In this aradhana hosted by Parvathi Ravi Ghantasala, artistic director of Kala Pradarshini, 20 students presented Tyagaraja kritis through dance.
The event began on a customary note with an invocation to Ganesha in ‘Sri Ganapatini’ in ragam Saurashtram by Manasa Vijay Chander and Gowthami Ashok, disciples of Radhika Shurajit. Simple, straightforward choreography with brisk footwork and detailing of puja rituals was reproduced by the dancers. This piece was unique as others focused on Rama and Vishnu.
Smriti Krishnamurthy, Anjali Hariharan and Nutana Nair, disciples of Anitha Guha, danced to ‘Nagumomu’ in Abheri. Picturesque depiction of Gajendra moksham, Garuda vahana, Govardhana giridhari and the end pose of Rama and Sita with Tyagaraja at the feet was impressive. The faultless araimandi was noteworthy.
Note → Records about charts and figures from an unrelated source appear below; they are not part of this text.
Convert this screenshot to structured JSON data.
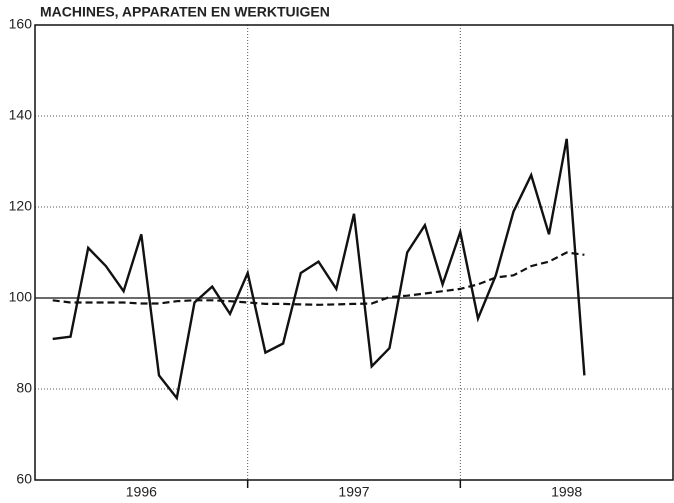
{
  "chart_data": {
    "type": "line",
    "title": "MACHINES, APPARATEN EN WERKTUIGEN",
    "x": [
      1996.0833,
      1996.1667,
      1996.25,
      1996.3333,
      1996.4167,
      1996.5,
      1996.5833,
      1996.6667,
      1996.75,
      1996.8333,
      1996.9167,
      1997.0,
      1997.0833,
      1997.1667,
      1997.25,
      1997.3333,
      1997.4167,
      1997.5,
      1997.5833,
      1997.6667,
      1997.75,
      1997.8333,
      1997.9167,
      1998.0,
      1998.0833,
      1998.1667,
      1998.25,
      1998.3333,
      1998.4167,
      1998.5,
      1998.5833
    ],
    "series": [
      {
        "color": "#111111",
        "dash": false,
        "values": [
          91,
          91.5,
          111,
          107,
          101.5,
          114,
          83,
          78,
          99,
          102.5,
          96.5,
          105.5,
          88,
          90,
          105.5,
          108,
          102,
          118.5,
          85,
          89,
          110,
          116,
          103,
          114.5,
          95.5,
          105,
          119,
          127,
          114,
          135,
          83
        ]
      },
      {
        "color": "#111111",
        "dash": true,
        "values": [
          99.5,
          99,
          99,
          99,
          99,
          98.8,
          98.8,
          99.3,
          99.5,
          99.5,
          99.3,
          99,
          98.7,
          98.7,
          98.6,
          98.5,
          98.6,
          98.7,
          98.8,
          100.2,
          100.5,
          101,
          101.5,
          102,
          103,
          104.5,
          105,
          107,
          108,
          110,
          109.5
        ]
      }
    ],
    "xlim": [
      1996,
      1999
    ],
    "xticks": [
      {
        "value": 1996.5,
        "label": "1996"
      },
      {
        "value": 1997.5,
        "label": "1997"
      },
      {
        "value": 1998.5,
        "label": "1998"
      }
    ],
    "xgrid": [
      1997,
      1998
    ],
    "ylim": [
      60,
      160
    ],
    "yticks": [
      60,
      80,
      100,
      120,
      140,
      160
    ],
    "hline": 100,
    "grid": true
  }
}
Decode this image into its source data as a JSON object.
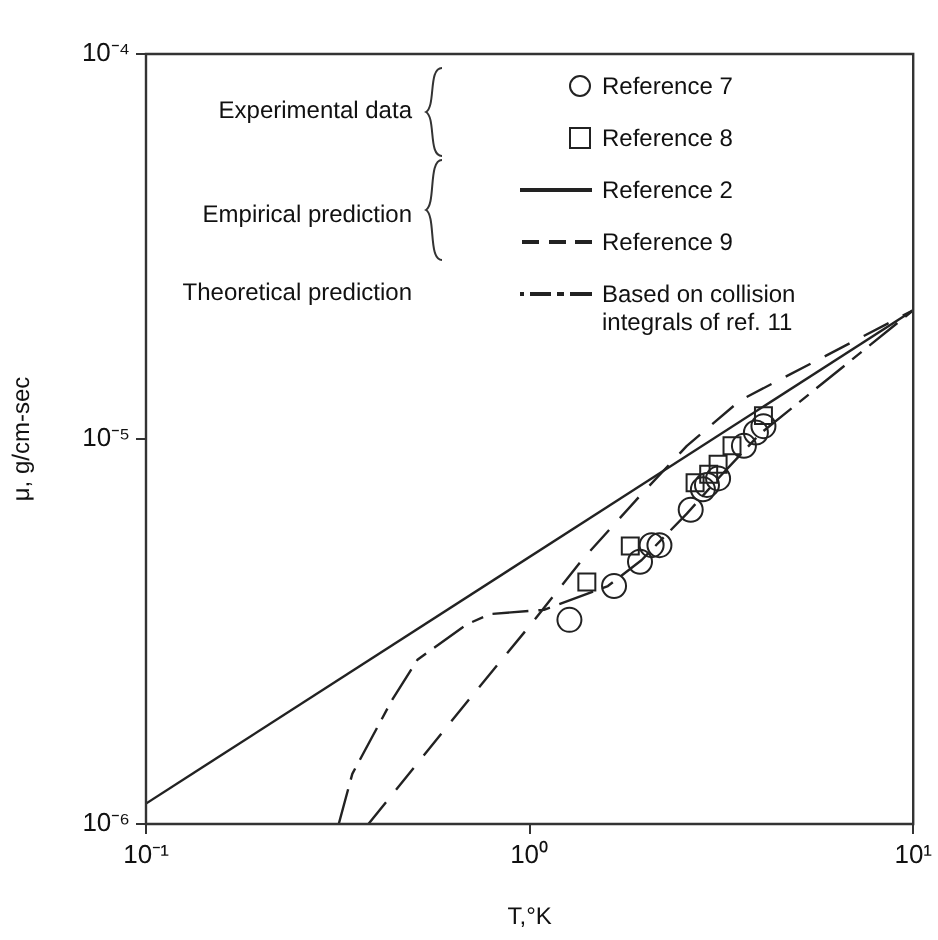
{
  "chart_data": {
    "type": "line",
    "xlabel": "T,°K",
    "ylabel": "μ, g/cm-sec",
    "log": "xy",
    "grid": false,
    "legend": "top",
    "xlim": [
      0.1,
      10
    ],
    "xticks": [
      {
        "value": 0.1,
        "label": "10⁻¹"
      },
      {
        "value": 1,
        "label": "10⁰"
      },
      {
        "value": 10,
        "label": "10¹"
      }
    ],
    "ylim": [
      1e-06,
      0.0001
    ],
    "yticks": [
      {
        "value": 1e-06,
        "label": "10⁻⁶"
      },
      {
        "value": 1e-05,
        "label": "10⁻⁵"
      },
      {
        "value": 0.0001,
        "label": "10⁻⁴"
      }
    ],
    "annotations": [
      "Experimental data",
      "Empirical prediction",
      "Theoretical prediction"
    ],
    "series": [
      {
        "name": "Reference 7",
        "type": "scatter",
        "marker": "circle",
        "color": "#222222",
        "x": [
          1.27,
          1.66,
          1.94,
          2.08,
          2.18,
          2.63,
          2.83,
          2.9,
          3.1,
          3.62,
          3.89,
          4.07
        ],
        "values": [
          3.39e-06,
          4.15e-06,
          4.8e-06,
          5.3e-06,
          5.3e-06,
          6.55e-06,
          7.4e-06,
          7.6e-06,
          7.9e-06,
          9.6e-06,
          1.04e-05,
          1.08e-05
        ]
      },
      {
        "name": "Reference 8",
        "type": "scatter",
        "marker": "square",
        "color": "#222222",
        "x": [
          1.41,
          1.83,
          2.7,
          2.93,
          3.1,
          3.37,
          4.07
        ],
        "values": [
          4.25e-06,
          5.27e-06,
          7.7e-06,
          8.1e-06,
          8.6e-06,
          9.6e-06,
          1.15e-05
        ]
      },
      {
        "name": "Reference 2",
        "line_style": "solid",
        "color": "#222222",
        "x": [
          0.1,
          10
        ],
        "values": [
          1.13e-06,
          2.16e-05
        ]
      },
      {
        "name": "Reference 9",
        "line_style": "dashed",
        "color": "#222222",
        "x": [
          0.38,
          0.68,
          1.0,
          1.37,
          1.96,
          2.57,
          3.54,
          10
        ],
        "values": [
          1e-06,
          2.05e-06,
          3.27e-06,
          4.85e-06,
          7.2e-06,
          9.6e-06,
          1.26e-05,
          2.16e-05
        ]
      },
      {
        "name": "Based on collision integrals of ref. 11",
        "line_style": "dashdot",
        "color": "#222222",
        "x": [
          0.318,
          0.345,
          0.438,
          0.51,
          0.686,
          0.79,
          1.09,
          1.6,
          1.96,
          2.57,
          3.14,
          3.98,
          10
        ],
        "values": [
          1e-06,
          1.35e-06,
          2.1e-06,
          2.67e-06,
          3.3e-06,
          3.51e-06,
          3.6e-06,
          4.15e-06,
          4.85e-06,
          6.4e-06,
          8e-06,
          1.03e-05,
          2.16e-05
        ]
      }
    ]
  }
}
Deepanjali Suresh, Janani and Malarvizhi, disciples of Binesh Mahadevan, performed ‘Ksheerasagara sayana’ in Devagandhari. The dancer who performed the ocean interestingly transformed into Vishnu for Gajendra moksham. Draupati vastraharan and the portrayal of Garudan and Vishnu reclining added to the visual dimension.
‘Brochevarevare’ was a solo presentation by Sneha, who executed the jatis and the swaras with trained ease. The end pose of Rama in his characteristic stature was appealing. It was an opportunity to choreograph many interesting kritis. On the music team were Nandini Anand (vocal), M. Dhananjayan (mridangam) and Vishvesh (violin).
In the second segment of the aradhana, Parvathi’s disciples Gayatri, Vallabhi and Tejaswini presented ‘Srirama Srirama’ in Sahana. The piece was an interesting mix of brisk swaras and fast-forward flashes of Ramayana scenes like Sita Kalyanam, Bharata receiving paduka, etc., right up to Rama Pattabishekam — all in capsule form.
Saswati, disciple of Mahalakshmi Ashwin, presented ‘Sri Raghuvara.’ Her footwork was notable and she portrayed the scenes of Rama breaking the bow and Sitaharan effectively. A spirited duet by D. Dileep and Daphni Rajavel, disciples of Sailaja, came next, with mercurial movements marking ‘Balakanakamaya’. Contrasting in mood and content was ‘Nidhi Chala Sukhama’ by Rukmini Induri, disciple of Indu and Nidheesh. The spiritual stand of Tyagaraja was brought out in this solo abhinaya piece emotively sung by Nandini Anand.
A melodic ‘Pavanaja Stutipatra’ in Kurinji was a solo presentation by Ritwika; depiction of the marriage complete with unjal, etc., was charming. The artistes of the second segment had music support from Kaushik on the vocal, Haribabu on the mridangam, and R. Kalaiarasan on the violin. Last but not the least came ‘Nanu Palimpa’ by Dr. Shahana Selvaganesh, disciple of Roja Kannan. Parur M. S. Anantashree was on vocal support.